Dafydd Jones

Personal information
- Full name: Dafydd Rhys Jones
- Date of birth: 5 June 1998 (age 27)
- Place of birth: Abergavenny, Wales
- Height: 1.70 m (5 ft 7 in)
- Position(s): Midfielder

Team information
- Current team: Tredegar Town

Youth career
- 0000–2015: Newport County

Senior career*
- Years: Team / Apps / (Gls)
- 2015–2017: Newport County / 1 / (0)
- 2016–2017: → Monmouth Town (loan) / 12 / (9)
- 2017: Aberystwyth Town / 5 / (0)
- 2017–2018: Monmouth Town
- 2022–: Tredegar Town / 6 / (2)

= Dafydd Jones (footballer) =

Welsh footballer

Dafydd Rhys Jones (born 5 June 1998) is a Welsh footballer who plays as a midfielder for Tredegar Town.

==Career==
Jones was a product of the Newport County academy.

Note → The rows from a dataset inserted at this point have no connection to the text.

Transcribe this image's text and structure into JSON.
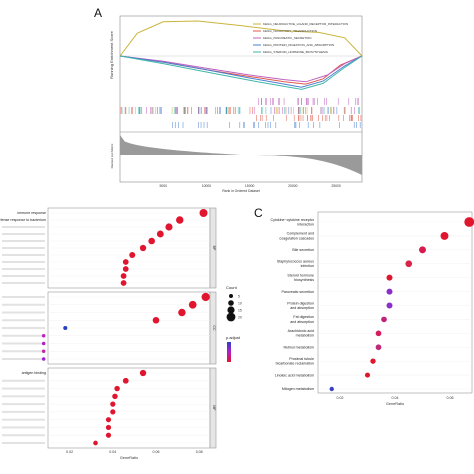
{
  "panels": {
    "a": "A",
    "c": "C"
  },
  "chart_data": [
    {
      "type": "line",
      "panel": "A",
      "ylabel": "Running Enrichment Score",
      "ylabel2": "Ranked List Metric",
      "xlabel": "Rank in Ordered Dataset",
      "legend_position": "top-right",
      "x_ticks": [
        "5000",
        "10000",
        "15000",
        "20000",
        "25000"
      ],
      "series": [
        {
          "name": "KEGG_NEUROACTIVE_LIGAND_RECEPTOR_INTERACTION",
          "color": "#c9b53c",
          "points": [
            [
              0,
              0.0
            ],
            [
              2000,
              0.3
            ],
            [
              5000,
              0.45
            ],
            [
              9000,
              0.46
            ],
            [
              14000,
              0.4
            ],
            [
              19000,
              0.33
            ],
            [
              23000,
              0.31
            ],
            [
              26000,
              0.24
            ],
            [
              28000,
              0.0
            ]
          ]
        },
        {
          "name": "KEGG_OLFACTORY_TRANSDUCTION",
          "color": "#e05a4a",
          "points": [
            [
              0,
              0.0
            ],
            [
              5000,
              -0.08
            ],
            [
              10000,
              -0.18
            ],
            [
              15000,
              -0.27
            ],
            [
              19000,
              -0.34
            ],
            [
              21500,
              -0.37
            ],
            [
              23500,
              -0.3
            ],
            [
              25500,
              -0.12
            ],
            [
              28000,
              0.0
            ]
          ]
        },
        {
          "name": "KEGG_PANCREATIC_SECRETION",
          "color": "#c060c0",
          "points": [
            [
              0,
              0.0
            ],
            [
              5000,
              -0.07
            ],
            [
              10000,
              -0.16
            ],
            [
              15000,
              -0.25
            ],
            [
              19000,
              -0.31
            ],
            [
              21500,
              -0.34
            ],
            [
              24000,
              -0.25
            ],
            [
              26000,
              -0.1
            ],
            [
              28000,
              0.0
            ]
          ]
        },
        {
          "name": "KEGG_PROTEIN_DIGESTION_AND_ABSORPTION",
          "color": "#4a7fd0",
          "points": [
            [
              0,
              0.0
            ],
            [
              5000,
              -0.08
            ],
            [
              10000,
              -0.18
            ],
            [
              15000,
              -0.29
            ],
            [
              19000,
              -0.37
            ],
            [
              21000,
              -0.41
            ],
            [
              23500,
              -0.33
            ],
            [
              26000,
              -0.13
            ],
            [
              28000,
              0.0
            ]
          ]
        },
        {
          "name": "KEGG_STEROID_HORMONE_BIOSYNTHESIS",
          "color": "#3fb7a8",
          "points": [
            [
              0,
              0.0
            ],
            [
              5000,
              -0.1
            ],
            [
              10000,
              -0.21
            ],
            [
              15000,
              -0.32
            ],
            [
              19000,
              -0.4
            ],
            [
              21000,
              -0.44
            ],
            [
              23500,
              -0.36
            ],
            [
              26000,
              -0.15
            ],
            [
              28000,
              0.0
            ]
          ]
        }
      ]
    },
    {
      "type": "scatter",
      "panel": "B",
      "xlabel": "GeneRatio",
      "x_ticks": [
        "0.02",
        "0.04",
        "0.06",
        "0.08"
      ],
      "xlim": [
        0.01,
        0.085
      ],
      "size_legend_title": "Count",
      "size_legend_values": [
        "5",
        "10",
        "15",
        "20"
      ],
      "color_legend_title": "p.adjust",
      "facets": [
        {
          "name": "BP",
          "terms": [
            {
              "label": "immune response",
              "x": 0.082,
              "count": 20
            },
            {
              "label": "defense response to bacterium",
              "x": 0.071,
              "count": 18
            },
            {
              "label": "",
              "x": 0.066,
              "count": 17
            },
            {
              "label": "",
              "x": 0.062,
              "count": 16
            },
            {
              "label": "",
              "x": 0.058,
              "count": 15
            },
            {
              "label": "",
              "x": 0.054,
              "count": 14
            },
            {
              "label": "",
              "x": 0.049,
              "count": 13
            },
            {
              "label": "",
              "x": 0.046,
              "count": 12
            },
            {
              "label": "",
              "x": 0.046,
              "count": 12
            },
            {
              "label": "",
              "x": 0.045,
              "count": 12
            },
            {
              "label": "",
              "x": 0.045,
              "count": 12
            }
          ]
        },
        {
          "name": "CC",
          "terms": [
            {
              "label": "",
              "x": 0.083,
              "count": 21
            },
            {
              "label": "",
              "x": 0.077,
              "count": 19
            },
            {
              "label": "",
              "x": 0.072,
              "count": 18
            },
            {
              "label": "",
              "x": 0.06,
              "count": 15
            },
            {
              "label": "",
              "x": 0.018,
              "count": 6
            },
            {
              "label": "",
              "x": 0.008,
              "count": 4
            },
            {
              "label": "",
              "x": 0.008,
              "count": 4
            },
            {
              "label": "",
              "x": 0.008,
              "count": 4
            },
            {
              "label": "",
              "x": 0.008,
              "count": 4
            }
          ]
        },
        {
          "name": "MF",
          "terms": [
            {
              "label": "antigen binding",
              "x": 0.054,
              "count": 14
            },
            {
              "label": "",
              "x": 0.046,
              "count": 12
            },
            {
              "label": "",
              "x": 0.042,
              "count": 11
            },
            {
              "label": "",
              "x": 0.041,
              "count": 11
            },
            {
              "label": "",
              "x": 0.04,
              "count": 10
            },
            {
              "label": "",
              "x": 0.04,
              "count": 10
            },
            {
              "label": "",
              "x": 0.038,
              "count": 10
            },
            {
              "label": "",
              "x": 0.038,
              "count": 10
            },
            {
              "label": "",
              "x": 0.038,
              "count": 10
            },
            {
              "label": "",
              "x": 0.032,
              "count": 8
            }
          ]
        }
      ]
    },
    {
      "type": "scatter",
      "panel": "C",
      "xlabel": "GeneRatio",
      "x_ticks": [
        "0.02",
        "0.04",
        "0.06"
      ],
      "xlim": [
        0.012,
        0.068
      ],
      "terms": [
        {
          "label": "Cytokine−cytokine receptor interaction",
          "x": 0.067,
          "count": 22,
          "color": "#e0152e"
        },
        {
          "label": "Complement and coagulation cascades",
          "x": 0.058,
          "count": 16,
          "color": "#e0152e"
        },
        {
          "label": "Bile secretion",
          "x": 0.05,
          "count": 13,
          "color": "#d81b4e"
        },
        {
          "label": "Staphylococcus aureus infection",
          "x": 0.045,
          "count": 12,
          "color": "#d8234a"
        },
        {
          "label": "Steroid hormone biosynthesis",
          "x": 0.038,
          "count": 10,
          "color": "#e0152e"
        },
        {
          "label": "Pancreatic secretion",
          "x": 0.038,
          "count": 10,
          "color": "#8a2fc9"
        },
        {
          "label": "Protein digestion and absorption",
          "x": 0.038,
          "count": 10,
          "color": "#8a2fc9"
        },
        {
          "label": "Fat digestion and absorption",
          "x": 0.036,
          "count": 9,
          "color": "#c0247a"
        },
        {
          "label": "Arachidonic acid metabolism",
          "x": 0.034,
          "count": 9,
          "color": "#d81b5e"
        },
        {
          "label": "Retinol metabolism",
          "x": 0.034,
          "count": 9,
          "color": "#c02a78"
        },
        {
          "label": "Proximal tubule bicarbonate reclamation",
          "x": 0.032,
          "count": 8,
          "color": "#e0152e"
        },
        {
          "label": "Linoleic acid metabolism",
          "x": 0.03,
          "count": 7,
          "color": "#e0152e"
        },
        {
          "label": "Mitogen metabolism",
          "x": 0.017,
          "count": 5,
          "color": "#3a3fc7"
        }
      ]
    }
  ]
}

He made his senior debut for Newport in the Football League Cup first round match versus Wolverhampton Wanderers on 11 August 2015 as a second-half substitute. Wolves won the game 2–1. On 31 August 2016, Jones joined Welsh Football League Division One club Monmouth Town on loan until 31 January 2017. In December 2016 Newport County confirmed Jones would be released by Newport at the conclusion of his contract on 31 January 2017.

Following his release, Jones joined Welsh Premier League side Aberystwyth Town. but after 5 appearances he re-joined Monmouth Town on a permanent deal.